俺の父親とみさとの母親は恋人同士だったんだ。
横恋慕した長男可愛いさに、二人の仲を引き裂いた祖母。

それでもみさとの父親はまだ二人を疑っていたようだ。




 みさとが生まれた時だってあまり嬉しいそうではなかった。

みんなの前では笑っていたよ。
でも陰に隠れて伯母さんに辛くあたっていたんだ。


伯父さんが男の子を欲しがっていたことは知っていた。

俺は単純にそれが原因だと思っていたんだ。


突然、そんなこんなを思い出して……

だから自暴自棄になって、あの女性の企みに乗ってしまったんだ。



 俺は意を決して、あの女性が待つホテルに向かった。

ドアをノックしたら、バスローブで出てきた。
そしてすぐにシャワー室に案内された。


チェリーを奪うことが目当てだってすぐに解った。

後悔した。
来るんじゃなかったって思った。
でももう遅かった。

俺は言いなりになるしかなかったんだ。


目を瞑れば良いと、自分に言い聞かせた。

でも、出来るもんかと本心が囁く。


こんなことだったら、俺のせいでニューハーフなった奴にくれてやれば良かったとさえ思った。
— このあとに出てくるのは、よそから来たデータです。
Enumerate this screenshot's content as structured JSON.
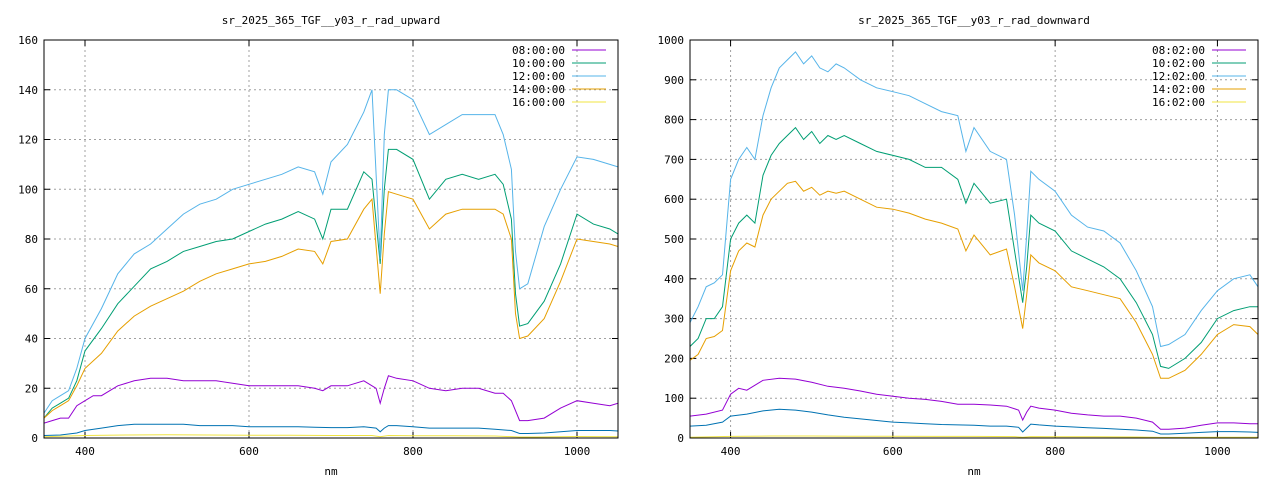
{
  "chart_data": [
    {
      "type": "line",
      "title": "sr_2025_365_TGF__y03_r_rad_upward",
      "xlabel": "nm",
      "ylabel": "",
      "xlim": [
        350,
        1050
      ],
      "ylim": [
        0,
        160
      ],
      "xticks": [
        400,
        600,
        800,
        1000
      ],
      "yticks": [
        0,
        20,
        40,
        60,
        80,
        100,
        120,
        140,
        160
      ],
      "grid": true,
      "legend_position": "top-right",
      "series": [
        {
          "name": "08:00:00",
          "color": "#9400d3",
          "x": [
            350,
            360,
            370,
            380,
            390,
            400,
            410,
            420,
            440,
            460,
            480,
            500,
            520,
            540,
            560,
            580,
            600,
            620,
            640,
            660,
            680,
            690,
            700,
            720,
            740,
            755,
            760,
            765,
            770,
            780,
            800,
            820,
            840,
            860,
            880,
            900,
            910,
            920,
            930,
            940,
            960,
            980,
            1000,
            1020,
            1040,
            1050
          ],
          "y": [
            6,
            7,
            8,
            8,
            13,
            15,
            17,
            17,
            21,
            23,
            24,
            24,
            23,
            23,
            23,
            22,
            21,
            21,
            21,
            21,
            20,
            19,
            21,
            21,
            23,
            20,
            14,
            20,
            25,
            24,
            23,
            20,
            19,
            20,
            20,
            18,
            18,
            15,
            7,
            7,
            8,
            12,
            15,
            14,
            13,
            14
          ]
        },
        {
          "name": "10:00:00",
          "color": "#009e73",
          "x": [
            350,
            360,
            370,
            380,
            390,
            400,
            420,
            440,
            460,
            480,
            500,
            520,
            540,
            560,
            580,
            600,
            620,
            640,
            660,
            680,
            690,
            700,
            720,
            740,
            750,
            760,
            765,
            770,
            780,
            800,
            820,
            840,
            860,
            880,
            900,
            910,
            920,
            925,
            930,
            940,
            960,
            980,
            1000,
            1020,
            1040,
            1050
          ],
          "y": [
            8,
            12,
            14,
            16,
            23,
            35,
            44,
            54,
            61,
            68,
            71,
            75,
            77,
            79,
            80,
            83,
            86,
            88,
            91,
            88,
            80,
            92,
            92,
            107,
            104,
            70,
            100,
            116,
            116,
            112,
            96,
            104,
            106,
            104,
            106,
            102,
            88,
            58,
            45,
            46,
            55,
            70,
            90,
            86,
            84,
            82
          ]
        },
        {
          "name": "12:00:00",
          "color": "#56b4e9",
          "x": [
            350,
            360,
            370,
            380,
            390,
            400,
            420,
            440,
            460,
            480,
            500,
            520,
            540,
            560,
            580,
            600,
            620,
            640,
            660,
            680,
            690,
            700,
            720,
            740,
            750,
            760,
            765,
            770,
            780,
            800,
            820,
            840,
            860,
            880,
            900,
            910,
            920,
            925,
            930,
            940,
            960,
            980,
            1000,
            1020,
            1040,
            1050
          ],
          "y": [
            10,
            15,
            17,
            19,
            28,
            40,
            52,
            66,
            74,
            78,
            84,
            90,
            94,
            96,
            100,
            102,
            104,
            106,
            109,
            107,
            98,
            111,
            118,
            131,
            140,
            72,
            122,
            140,
            140,
            136,
            122,
            126,
            130,
            130,
            130,
            122,
            108,
            75,
            60,
            62,
            85,
            100,
            113,
            112,
            110,
            109
          ]
        },
        {
          "name": "14:00:00",
          "color": "#e69f00",
          "x": [
            350,
            360,
            370,
            380,
            390,
            400,
            420,
            440,
            460,
            480,
            500,
            520,
            540,
            560,
            580,
            600,
            620,
            640,
            660,
            680,
            690,
            700,
            720,
            740,
            750,
            760,
            765,
            770,
            780,
            800,
            820,
            840,
            860,
            880,
            900,
            910,
            920,
            925,
            930,
            940,
            960,
            980,
            1000,
            1020,
            1040,
            1050
          ],
          "y": [
            8,
            11,
            13,
            15,
            21,
            28,
            34,
            43,
            49,
            53,
            56,
            59,
            63,
            66,
            68,
            70,
            71,
            73,
            76,
            75,
            70,
            79,
            80,
            92,
            96,
            58,
            82,
            99,
            98,
            96,
            84,
            90,
            92,
            92,
            92,
            90,
            80,
            50,
            40,
            41,
            48,
            63,
            80,
            79,
            78,
            77
          ]
        },
        {
          "name": "16:00:00",
          "color": "#f0e442",
          "x": [
            350,
            400,
            450,
            500,
            550,
            600,
            650,
            700,
            750,
            760,
            770,
            800,
            850,
            900,
            930,
            950,
            1000,
            1050
          ],
          "y": [
            0.5,
            1,
            1.2,
            1.3,
            1.2,
            1.1,
            1.1,
            1,
            1,
            0.5,
            1,
            0.9,
            0.9,
            0.8,
            0.4,
            0.4,
            0.6,
            0.5
          ]
        },
        {
          "name": "",
          "color": "#0072b2",
          "x": [
            350,
            370,
            390,
            400,
            420,
            440,
            460,
            480,
            500,
            520,
            540,
            560,
            580,
            600,
            620,
            640,
            660,
            680,
            700,
            720,
            740,
            755,
            760,
            765,
            770,
            780,
            800,
            820,
            840,
            860,
            880,
            900,
            920,
            930,
            940,
            960,
            980,
            1000,
            1020,
            1040,
            1050
          ],
          "y": [
            1,
            1.2,
            2,
            3,
            4,
            5,
            5.5,
            5.5,
            5.5,
            5.5,
            5,
            5,
            5,
            4.5,
            4.5,
            4.5,
            4.5,
            4.3,
            4.2,
            4.2,
            4.5,
            4,
            2.5,
            4,
            5,
            5,
            4.5,
            4,
            4,
            4,
            4,
            3.5,
            3,
            1.8,
            1.8,
            2,
            2.5,
            3,
            3,
            3,
            2.8
          ]
        }
      ]
    },
    {
      "type": "line",
      "title": "sr_2025_365_TGF__y03_r_rad_downward",
      "xlabel": "nm",
      "ylabel": "",
      "xlim": [
        350,
        1050
      ],
      "ylim": [
        0,
        1000
      ],
      "xticks": [
        400,
        600,
        800,
        1000
      ],
      "yticks": [
        0,
        100,
        200,
        300,
        400,
        500,
        600,
        700,
        800,
        900,
        1000
      ],
      "grid": true,
      "legend_position": "top-right",
      "series": [
        {
          "name": "08:02:00",
          "color": "#9400d3",
          "x": [
            350,
            370,
            390,
            400,
            410,
            420,
            440,
            460,
            480,
            500,
            520,
            540,
            560,
            580,
            600,
            620,
            640,
            660,
            680,
            700,
            720,
            740,
            755,
            760,
            765,
            770,
            780,
            800,
            820,
            840,
            860,
            880,
            900,
            920,
            930,
            940,
            960,
            980,
            1000,
            1020,
            1040,
            1050
          ],
          "y": [
            55,
            60,
            70,
            110,
            125,
            120,
            145,
            150,
            148,
            140,
            130,
            125,
            118,
            110,
            105,
            100,
            97,
            92,
            85,
            85,
            83,
            80,
            70,
            45,
            65,
            80,
            75,
            70,
            62,
            58,
            55,
            55,
            50,
            40,
            22,
            22,
            25,
            32,
            38,
            38,
            36,
            36
          ]
        },
        {
          "name": "10:02:00",
          "color": "#009e73",
          "x": [
            350,
            360,
            370,
            380,
            390,
            400,
            410,
            420,
            430,
            440,
            450,
            460,
            470,
            480,
            490,
            500,
            510,
            520,
            530,
            540,
            560,
            580,
            600,
            620,
            640,
            660,
            680,
            690,
            700,
            720,
            740,
            750,
            760,
            765,
            770,
            780,
            800,
            820,
            840,
            860,
            880,
            900,
            920,
            930,
            940,
            960,
            980,
            1000,
            1020,
            1040,
            1050
          ],
          "y": [
            230,
            250,
            300,
            300,
            330,
            500,
            540,
            560,
            540,
            660,
            710,
            740,
            760,
            780,
            750,
            770,
            740,
            760,
            750,
            760,
            740,
            720,
            710,
            700,
            680,
            680,
            650,
            590,
            640,
            590,
            600,
            470,
            340,
            430,
            560,
            540,
            520,
            470,
            450,
            430,
            400,
            340,
            260,
            180,
            175,
            200,
            240,
            300,
            320,
            330,
            330
          ]
        },
        {
          "name": "12:02:00",
          "color": "#56b4e9",
          "x": [
            350,
            360,
            370,
            380,
            390,
            400,
            410,
            420,
            430,
            440,
            450,
            460,
            470,
            480,
            490,
            500,
            510,
            520,
            530,
            540,
            560,
            580,
            600,
            620,
            640,
            660,
            680,
            690,
            700,
            720,
            740,
            750,
            760,
            765,
            770,
            780,
            800,
            820,
            840,
            860,
            880,
            900,
            920,
            930,
            940,
            960,
            980,
            1000,
            1020,
            1040,
            1050
          ],
          "y": [
            290,
            330,
            380,
            390,
            410,
            650,
            700,
            730,
            700,
            810,
            880,
            930,
            950,
            970,
            940,
            960,
            930,
            920,
            940,
            930,
            900,
            880,
            870,
            860,
            840,
            820,
            810,
            720,
            780,
            720,
            700,
            560,
            370,
            510,
            670,
            650,
            620,
            560,
            530,
            520,
            490,
            420,
            330,
            230,
            235,
            260,
            320,
            370,
            400,
            410,
            380
          ]
        },
        {
          "name": "14:02:00",
          "color": "#e69f00",
          "x": [
            350,
            360,
            370,
            380,
            390,
            400,
            410,
            420,
            430,
            440,
            450,
            460,
            470,
            480,
            490,
            500,
            510,
            520,
            530,
            540,
            560,
            580,
            600,
            620,
            640,
            660,
            680,
            690,
            700,
            720,
            740,
            750,
            760,
            765,
            770,
            780,
            800,
            820,
            840,
            860,
            880,
            900,
            920,
            930,
            940,
            960,
            980,
            1000,
            1020,
            1040,
            1050
          ],
          "y": [
            195,
            210,
            250,
            255,
            270,
            420,
            470,
            490,
            480,
            560,
            600,
            620,
            640,
            645,
            620,
            630,
            610,
            620,
            615,
            620,
            600,
            580,
            575,
            565,
            550,
            540,
            525,
            470,
            510,
            460,
            475,
            380,
            275,
            360,
            460,
            440,
            420,
            380,
            370,
            360,
            350,
            290,
            210,
            150,
            150,
            170,
            210,
            260,
            285,
            280,
            260
          ]
        },
        {
          "name": "16:02:00",
          "color": "#f0e442",
          "x": [
            350,
            400,
            450,
            500,
            550,
            600,
            650,
            700,
            750,
            760,
            770,
            800,
            850,
            900,
            930,
            950,
            1000,
            1050
          ],
          "y": [
            2,
            4,
            5,
            5,
            4.5,
            4.5,
            4,
            4,
            3.5,
            2,
            3.5,
            3,
            3,
            2.5,
            1.5,
            1.5,
            2,
            2
          ]
        },
        {
          "name": "",
          "color": "#0072b2",
          "x": [
            350,
            370,
            390,
            400,
            420,
            440,
            460,
            480,
            500,
            520,
            540,
            560,
            580,
            600,
            620,
            640,
            660,
            680,
            700,
            720,
            740,
            755,
            760,
            765,
            770,
            780,
            800,
            820,
            840,
            860,
            880,
            900,
            920,
            930,
            940,
            960,
            980,
            1000,
            1020,
            1040,
            1050
          ],
          "y": [
            30,
            32,
            40,
            55,
            60,
            68,
            72,
            70,
            65,
            58,
            52,
            48,
            44,
            40,
            38,
            36,
            34,
            33,
            32,
            30,
            30,
            27,
            15,
            25,
            35,
            33,
            30,
            28,
            26,
            24,
            22,
            20,
            17,
            10,
            10,
            12,
            14,
            16,
            16,
            15,
            14
          ]
        }
      ]
    }
  ]
}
そうしていればこんな女性を相手にしなくて済んだのに……
そう思ったんだ。


あの、疑惑のチェリーボーイと書かれた週刊誌を見て驚いた。

写真はあのホテルだったんだ。
隠し撮りされていたんだよ。
でも結局、失敗したからやっぱりゲイだったってことにされたんだ。




 俺は解っていたんだ。

この女性を敵に回したら酷い目に合うことを。

俺をナンバーワンにするために、前人者がどんな目に会ったかも知ってる。


それでもイヤだった。

今更だけど……
俺はその時、其処から逃げる決意をした。


みさとのことが脳裏を掠めた?
そうかも知れない。

俺は逃げる途中でみさとのことばかり考えていた。
でもみさとは兄妹なんだって言い聞かせたてもいたんだ。


兄が妹を愛した。
それだけでもスキャンダルになる世界だ。

だから、ホストを辞めて東南アジアに戻ろうと思ったんだ。


でもそれは出来なくなった。
父が日本に帰ってくるかも知れないと解ったからだった。